Bounds on curved domain walls in 5d gravity

TL;DR

This paper investigates the possibility of curved domain wall solutions in five-dimensional dilaton gravity, establishing constraints and bounds on curvature based on dilaton coupling and boundary conditions, with implications for the cosmological constant problem.

Contribution

It provides new bounds on curved domain walls in 5d gravity, extending previous results by analyzing general dilaton-dependent brane tensions and their curvature limits.

Findings

No curved deformations for special dilaton coupling.

Curvature bounded by the Kaluza-Klein scale for general dilaton-dependent tension.

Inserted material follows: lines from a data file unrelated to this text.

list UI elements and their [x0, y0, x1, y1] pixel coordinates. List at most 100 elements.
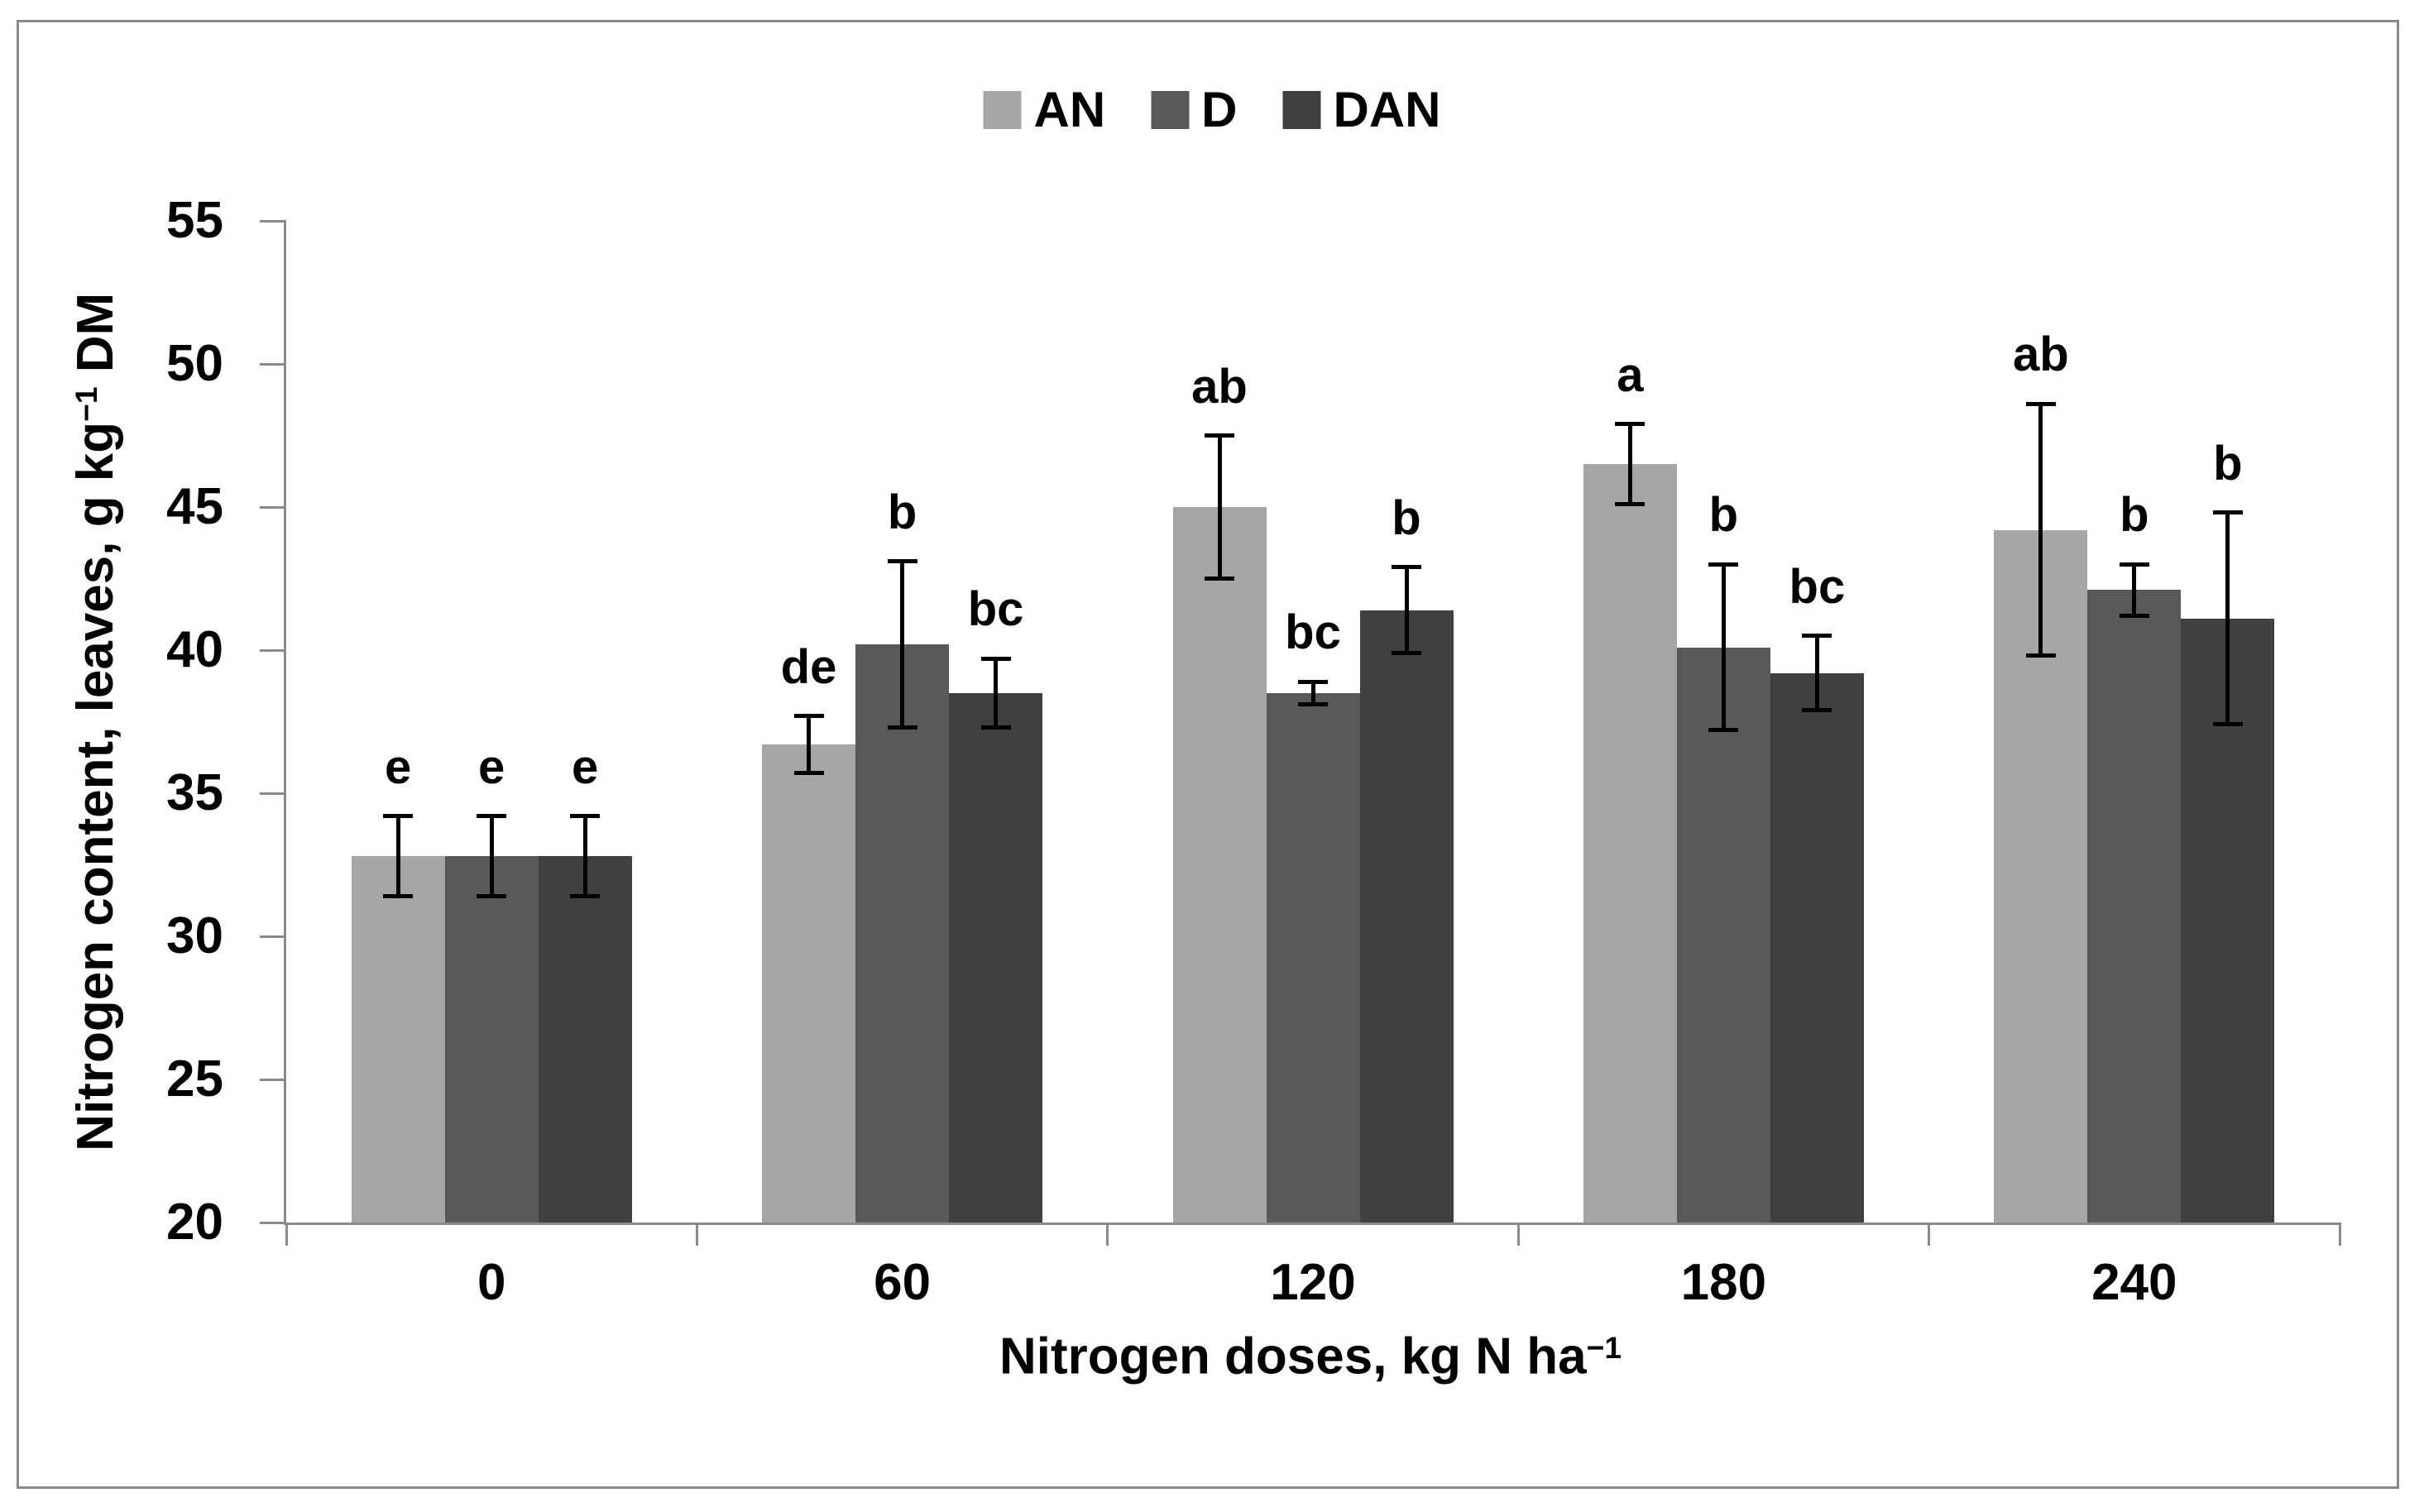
error-bar-cap-bottom: [570, 894, 601, 899]
error-bar-cap-bottom: [1298, 702, 1328, 707]
error-bar-line: [489, 816, 494, 897]
error-bar-cap-bottom: [477, 894, 507, 899]
legend-item-dan: DAN: [1282, 82, 1441, 137]
bar-dan-180: [1770, 672, 1864, 1223]
y-tick-label: 30: [166, 907, 223, 964]
error-bar-cap-top: [2119, 562, 2149, 567]
error-bar-cap-bottom: [383, 894, 414, 899]
y-tick-label: 55: [166, 192, 223, 249]
error-bar-line: [582, 816, 587, 897]
error-bar-cap-bottom: [1205, 577, 1234, 581]
legend-label: DAN: [1333, 82, 1441, 137]
x-category-label: 60: [874, 1254, 932, 1311]
x-axis-tick: [1928, 1223, 1931, 1246]
y-tick-label: 35: [166, 764, 223, 821]
error-bar-line: [1627, 423, 1632, 505]
error-bar-cap-top: [2025, 401, 2056, 406]
error-bar-cap-top: [1392, 565, 1421, 570]
legend-item-d: D: [1151, 82, 1238, 137]
bar-d-0: [444, 856, 539, 1223]
error-bar-line: [994, 658, 999, 728]
significance-letter: bc: [1285, 605, 1341, 660]
x-axis-tick: [285, 1223, 288, 1246]
bar-an-120: [1172, 507, 1267, 1223]
y-tick-label: 25: [166, 1050, 223, 1108]
bar-dan-60: [949, 692, 1043, 1223]
bar-d-240: [2087, 590, 2182, 1223]
legend-item-an: AN: [983, 85, 1105, 135]
error-bar-line: [395, 816, 400, 897]
error-bar-cap-bottom: [1392, 650, 1421, 655]
error-bar-cap-top: [477, 814, 507, 819]
significance-letter: ab: [1191, 359, 1248, 414]
legend-label: D: [1201, 82, 1238, 137]
significance-letter: e: [478, 739, 505, 794]
x-axis-title: Nitrogen doses, kg N ha−1: [999, 1328, 1622, 1385]
y-tick-label: 45: [166, 478, 223, 535]
error-bar-cap-top: [383, 814, 414, 819]
error-bar-cap-bottom: [2025, 653, 2056, 658]
y-axis-tick: [260, 792, 286, 795]
x-title-superscript: −1: [1586, 1330, 1622, 1365]
x-axis-tick: [2338, 1223, 2341, 1246]
error-bar-cap-bottom: [980, 725, 1011, 730]
error-bar-line: [2038, 404, 2043, 656]
error-bar-line: [1814, 635, 1819, 711]
significance-letter: b: [1392, 490, 1421, 545]
error-bar-cap-top: [570, 814, 601, 819]
significance-letter: a: [1617, 347, 1644, 402]
legend-swatch-icon: [1282, 91, 1321, 129]
significance-letter: b: [887, 485, 917, 539]
y-axis-tick: [260, 648, 286, 652]
error-bar-cap-bottom: [2119, 613, 2149, 618]
y-axis-tick: [260, 505, 286, 509]
y-tick-label: 50: [166, 335, 223, 392]
significance-letter: e: [385, 739, 412, 794]
x-category-label: 120: [1270, 1254, 1356, 1311]
error-bar-line: [2132, 564, 2137, 616]
error-bar-cap-top: [793, 714, 824, 719]
bar-an-60: [762, 744, 856, 1223]
error-bar-cap-bottom: [887, 725, 917, 730]
x-category-label: 240: [2091, 1254, 2177, 1311]
legend: AN D DAN: [983, 82, 1441, 137]
error-bar-line: [900, 561, 905, 728]
x-axis-tick: [1106, 1223, 1109, 1246]
error-bar-cap-top: [1615, 422, 1646, 427]
x-category-label: 0: [477, 1254, 506, 1311]
error-bar-cap-top: [1205, 433, 1234, 438]
y-title-superscript: −1: [69, 386, 104, 422]
error-bar-cap-top: [1298, 679, 1328, 684]
error-bar-cap-bottom: [1708, 728, 1739, 733]
y-axis-tick: [260, 1221, 286, 1224]
error-bar-cap-top: [980, 656, 1011, 661]
error-bar-line: [1217, 435, 1222, 579]
significance-letter: ab: [2012, 328, 2069, 382]
bar-dan-0: [538, 856, 632, 1223]
bar-an-180: [1583, 464, 1677, 1223]
significance-letter: b: [2120, 488, 2149, 543]
plot-area: 55 50 45 40 35 30 25 20 0 60 120 180 240 e e e de b bc ab bc…: [166, 195, 2341, 1309]
bar-dan-120: [1359, 610, 1454, 1223]
error-bar-line: [1404, 567, 1409, 653]
y-axis-tick: [260, 219, 286, 222]
significance-letter: b: [2213, 436, 2243, 490]
legend-label: AN: [1033, 82, 1106, 137]
error-bar-line: [807, 715, 812, 773]
error-bar-line: [2225, 512, 2230, 725]
y-axis-tick: [260, 362, 286, 366]
y-tick-label: 40: [166, 621, 223, 678]
error-bar-cap-bottom: [793, 771, 824, 776]
x-category-label: 180: [1680, 1254, 1767, 1311]
y-axis-title-text: Nitrogen content, leaves, g kg−1 DM: [66, 292, 124, 1151]
error-bar-cap-top: [1802, 634, 1832, 639]
legend-swatch-icon: [983, 91, 1022, 129]
significance-letter: bc: [967, 582, 1024, 637]
x-axis-tick: [1516, 1223, 1520, 1246]
bar-d-180: [1676, 647, 1770, 1223]
y-tick-label: 20: [166, 1194, 223, 1251]
x-axis-tick: [695, 1223, 698, 1246]
y-axis-tick: [260, 1078, 286, 1081]
y-axis-tick: [260, 935, 286, 938]
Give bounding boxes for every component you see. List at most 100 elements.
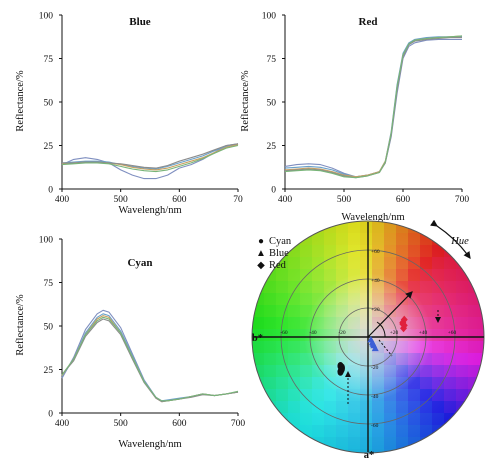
y-tick-label: 100 — [39, 12, 54, 22]
wheel-cell — [480, 293, 484, 306]
wheel-cell — [300, 221, 313, 234]
y-tick-label: 50 — [44, 99, 54, 109]
x-tick-label: 600 — [172, 419, 187, 429]
wheel-cell — [408, 449, 421, 453]
series-line-5 — [61, 316, 239, 402]
wheel-cell — [252, 389, 265, 402]
hue-annotation: Hue — [430, 219, 471, 259]
x-tick-label: 500 — [337, 195, 352, 205]
series-line-1 — [284, 38, 462, 178]
series-line-1 — [61, 309, 239, 402]
ring-label: +20 — [371, 307, 380, 313]
x-tick-label: 400 — [55, 195, 70, 205]
ring-label: -60 — [280, 330, 288, 336]
wheel-cell — [468, 269, 481, 282]
wheel-cell — [300, 437, 313, 450]
legend: ● Cyan▲ Blue◆ Red — [256, 236, 292, 271]
x-tick-label: 700 — [231, 419, 246, 429]
y-axis-label: Reflectance/% — [15, 294, 26, 355]
y-tick-label: 50 — [44, 323, 54, 333]
y-tick-label: 100 — [39, 236, 54, 246]
legend-label: Red — [269, 260, 287, 271]
b-axis-label: b* — [252, 333, 263, 344]
ring-label: +60 — [371, 249, 380, 255]
series-line-4 — [284, 37, 462, 179]
series-line-2 — [284, 36, 462, 178]
point-blue — [371, 344, 379, 352]
x-tick-label: 500 — [114, 195, 129, 205]
wheel-cell — [480, 377, 484, 390]
panel-color-wheel: +20-20+20-20+40-40+40-40+60-60+60-60 b* … — [251, 219, 485, 461]
wheel-cell — [264, 413, 277, 426]
ring-label: +40 — [371, 278, 380, 284]
hue-arrow — [430, 219, 471, 259]
hue-label: Hue — [450, 236, 469, 247]
x-axis-label: Wavelengh/nm — [118, 205, 181, 216]
legend-item-red: ◆ Red — [257, 260, 287, 271]
ring-label: -40 — [371, 394, 379, 400]
wheel-cell — [276, 425, 289, 438]
chart-title: Blue — [129, 16, 151, 28]
axes: 400 500 600 700 0 25 50 75 100 — [39, 236, 246, 430]
wheel-cell — [432, 437, 445, 450]
x-axis-label: Wavelengh/nm — [341, 212, 404, 223]
wheel-cell — [420, 221, 433, 234]
panel-cyan: Cyan 400 500 600 700 0 25 50 75 100 Wavelengh/nm… — [15, 236, 245, 451]
ring-label: -20 — [371, 365, 379, 371]
x-tick-label: 600 — [396, 195, 411, 205]
y-tick-label: 75 — [267, 55, 277, 65]
x-tick-label: 700 — [455, 195, 470, 205]
wheel-cell — [444, 425, 457, 438]
legend-label: Cyan — [269, 236, 292, 247]
series-lines — [61, 143, 239, 180]
ring-label: -60 — [371, 423, 379, 429]
y-tick-label: 50 — [267, 99, 277, 109]
series-line-4 — [62, 143, 239, 169]
y-tick-label: 25 — [44, 366, 54, 376]
wheel-cell — [480, 365, 484, 378]
chroma-arrow — [367, 291, 413, 338]
series-line-3 — [284, 35, 463, 178]
ring-label: +40 — [419, 330, 428, 336]
x-tick-label: 70 — [233, 195, 243, 205]
legend-label: Blue — [269, 248, 289, 259]
series-lines — [61, 309, 239, 403]
y-axis-label: Reflectance/% — [15, 70, 26, 131]
x-tick-label: 400 — [278, 195, 293, 205]
y-tick-label: 75 — [44, 55, 54, 65]
y-tick-label: 0 — [48, 410, 53, 420]
legend-item-blue: ▲ Blue — [256, 248, 289, 259]
point-blue — [369, 340, 377, 347]
y-tick-label: 75 — [44, 279, 54, 289]
point-red — [399, 319, 407, 328]
a-axis-label: a* — [364, 450, 375, 461]
blue-dash-arrow — [378, 339, 393, 357]
x-tick-label: 400 — [55, 419, 70, 429]
point-cyan — [338, 366, 345, 375]
chart-title: Cyan — [127, 257, 152, 269]
ring-label: -20 — [338, 330, 346, 336]
y-tick-label: 25 — [44, 142, 54, 152]
legend-marker: ▲ — [256, 248, 266, 259]
series-line-5 — [61, 144, 239, 173]
ring-label: +60 — [448, 330, 457, 336]
hue-angle-arc — [376, 321, 386, 338]
wheel-cell — [456, 413, 469, 426]
wheel-cell — [396, 449, 409, 453]
axes: 400 500 600 700 0 25 50 75 100 — [262, 12, 470, 206]
y-tick-label: 0 — [271, 186, 276, 196]
series-line-2 — [61, 143, 239, 170]
x-axis-label: Wavelengh/nm — [118, 439, 181, 450]
series-line-3 — [61, 144, 239, 171]
y-tick-label: 0 — [48, 186, 53, 196]
legend-marker: ● — [258, 236, 264, 247]
x-tick-label: 600 — [172, 195, 187, 205]
wheel-cell — [468, 401, 481, 414]
legend-marker: ◆ — [257, 260, 265, 271]
series-lines — [284, 35, 463, 179]
y-tick-label: 100 — [262, 12, 277, 22]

Confirmed previous results using symmetry arguments.

Abstract

We discuss maximally symmetric curved deformations of the flat domain wall solutions of five-dimensional dilaton gravity that appeared in a recent approach to the cosmological constant problem. By analyzing the bulk field configurations and the boundary conditions at a four-dimensional maximally symmetric curved domain wall, we obtain constraints on such solutions. For a special dilaton coupling to the brane tension that appeared in recent works, we find no curved deformations, confirming and extending slightly a result of Arkani-Hamed et al which was argued using a $Z_2$-symmetry of the solution. For more general dilaton-dependent brane tension, we find that the curvature is bounded by the Kaluza-Klein scale in the fifth dimension.